EM: What role does marketing automation play in creating lead nurturing programs?

JE: The bottom line is that the marketing automation platform is the platform by which you deliver content. Lead nurturing is important and is obviously where all of this starts. But as I was sitting here thinking about this a little bit, lead nurturing is actually somewhat of a limiting term. “Lead” implies that as soon as it’s a qualified prospect, you stop the nurturing process, and I don’t think that’s practical today.

Today it’s all about about relationship nurturing.

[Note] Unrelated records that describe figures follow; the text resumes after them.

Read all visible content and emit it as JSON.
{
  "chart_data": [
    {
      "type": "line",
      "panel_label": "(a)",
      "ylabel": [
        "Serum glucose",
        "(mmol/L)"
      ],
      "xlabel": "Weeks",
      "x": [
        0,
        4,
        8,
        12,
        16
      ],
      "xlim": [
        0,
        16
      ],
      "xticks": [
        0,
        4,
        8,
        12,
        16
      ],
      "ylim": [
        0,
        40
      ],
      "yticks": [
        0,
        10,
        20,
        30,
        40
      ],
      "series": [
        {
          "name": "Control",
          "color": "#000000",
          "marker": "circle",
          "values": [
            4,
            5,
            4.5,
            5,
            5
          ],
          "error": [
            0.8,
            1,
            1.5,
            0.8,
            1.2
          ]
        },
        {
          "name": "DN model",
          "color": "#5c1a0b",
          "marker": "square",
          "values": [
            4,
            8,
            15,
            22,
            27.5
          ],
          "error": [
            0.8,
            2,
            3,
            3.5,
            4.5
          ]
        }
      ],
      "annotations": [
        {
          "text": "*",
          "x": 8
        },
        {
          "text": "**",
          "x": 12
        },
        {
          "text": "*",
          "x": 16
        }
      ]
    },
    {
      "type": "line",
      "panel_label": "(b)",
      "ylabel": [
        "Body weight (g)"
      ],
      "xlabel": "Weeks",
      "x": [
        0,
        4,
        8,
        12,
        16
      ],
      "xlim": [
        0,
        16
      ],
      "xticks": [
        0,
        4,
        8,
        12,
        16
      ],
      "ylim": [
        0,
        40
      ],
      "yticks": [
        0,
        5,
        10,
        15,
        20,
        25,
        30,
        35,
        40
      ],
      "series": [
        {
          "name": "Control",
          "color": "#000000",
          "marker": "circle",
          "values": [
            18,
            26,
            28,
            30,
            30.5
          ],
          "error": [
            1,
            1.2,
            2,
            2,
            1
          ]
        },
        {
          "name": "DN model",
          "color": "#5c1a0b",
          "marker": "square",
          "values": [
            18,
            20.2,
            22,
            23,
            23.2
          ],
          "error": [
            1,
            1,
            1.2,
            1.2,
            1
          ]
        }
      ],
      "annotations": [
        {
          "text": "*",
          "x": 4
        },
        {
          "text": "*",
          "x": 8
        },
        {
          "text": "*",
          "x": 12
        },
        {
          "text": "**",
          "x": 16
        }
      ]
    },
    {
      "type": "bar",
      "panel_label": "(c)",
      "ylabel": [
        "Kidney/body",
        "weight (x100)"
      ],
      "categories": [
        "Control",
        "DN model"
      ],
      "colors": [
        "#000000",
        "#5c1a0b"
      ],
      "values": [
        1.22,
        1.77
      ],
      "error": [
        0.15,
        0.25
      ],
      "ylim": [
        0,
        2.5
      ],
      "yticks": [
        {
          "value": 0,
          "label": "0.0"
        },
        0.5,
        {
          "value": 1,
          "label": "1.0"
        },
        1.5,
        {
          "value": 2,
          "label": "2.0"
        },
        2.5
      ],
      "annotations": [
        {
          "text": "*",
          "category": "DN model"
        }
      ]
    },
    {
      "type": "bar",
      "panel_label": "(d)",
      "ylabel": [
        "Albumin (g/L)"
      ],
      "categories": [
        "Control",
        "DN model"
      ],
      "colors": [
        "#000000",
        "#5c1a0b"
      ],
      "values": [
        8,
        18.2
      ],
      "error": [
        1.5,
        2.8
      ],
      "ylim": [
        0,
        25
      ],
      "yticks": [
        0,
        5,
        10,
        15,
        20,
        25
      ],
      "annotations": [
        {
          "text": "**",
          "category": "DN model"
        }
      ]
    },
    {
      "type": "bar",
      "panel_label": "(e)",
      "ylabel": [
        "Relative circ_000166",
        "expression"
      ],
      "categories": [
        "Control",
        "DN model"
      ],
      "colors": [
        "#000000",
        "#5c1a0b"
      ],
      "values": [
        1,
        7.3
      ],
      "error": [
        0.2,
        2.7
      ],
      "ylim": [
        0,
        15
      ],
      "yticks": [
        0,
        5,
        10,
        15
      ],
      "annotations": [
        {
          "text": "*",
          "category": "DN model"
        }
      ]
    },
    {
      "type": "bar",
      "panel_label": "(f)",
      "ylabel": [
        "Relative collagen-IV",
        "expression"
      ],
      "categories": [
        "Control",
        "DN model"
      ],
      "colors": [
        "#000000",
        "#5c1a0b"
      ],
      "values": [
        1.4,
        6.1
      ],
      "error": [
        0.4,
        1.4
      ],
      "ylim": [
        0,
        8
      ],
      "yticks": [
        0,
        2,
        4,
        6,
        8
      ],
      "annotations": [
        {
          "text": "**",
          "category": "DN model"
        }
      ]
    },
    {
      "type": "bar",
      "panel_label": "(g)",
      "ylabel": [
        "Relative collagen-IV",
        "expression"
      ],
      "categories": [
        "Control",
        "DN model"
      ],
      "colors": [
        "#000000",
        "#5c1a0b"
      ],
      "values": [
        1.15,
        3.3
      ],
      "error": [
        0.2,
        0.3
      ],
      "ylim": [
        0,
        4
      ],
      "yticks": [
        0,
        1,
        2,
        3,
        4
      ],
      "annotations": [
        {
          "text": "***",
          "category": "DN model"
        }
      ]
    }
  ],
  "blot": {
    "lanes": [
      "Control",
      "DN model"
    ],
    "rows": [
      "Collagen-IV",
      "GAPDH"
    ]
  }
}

People are using marketing automation platforms to guide the buying process from the time the lead first enters your funnel right up until perhaps the day before the deal closes. In fact, we even have some customers who are using our platform mainly for customer nurturing.

The bottom line is that the marketing automation platform is the technology that enables all this to happen. It lets you automatically track what people are doing when they come to your website, correlate that with their activity and demographics, and assign a lead score, which helps sales prioritize their follow-ups. It then automates the process of delivering the right content to the right person at the right time.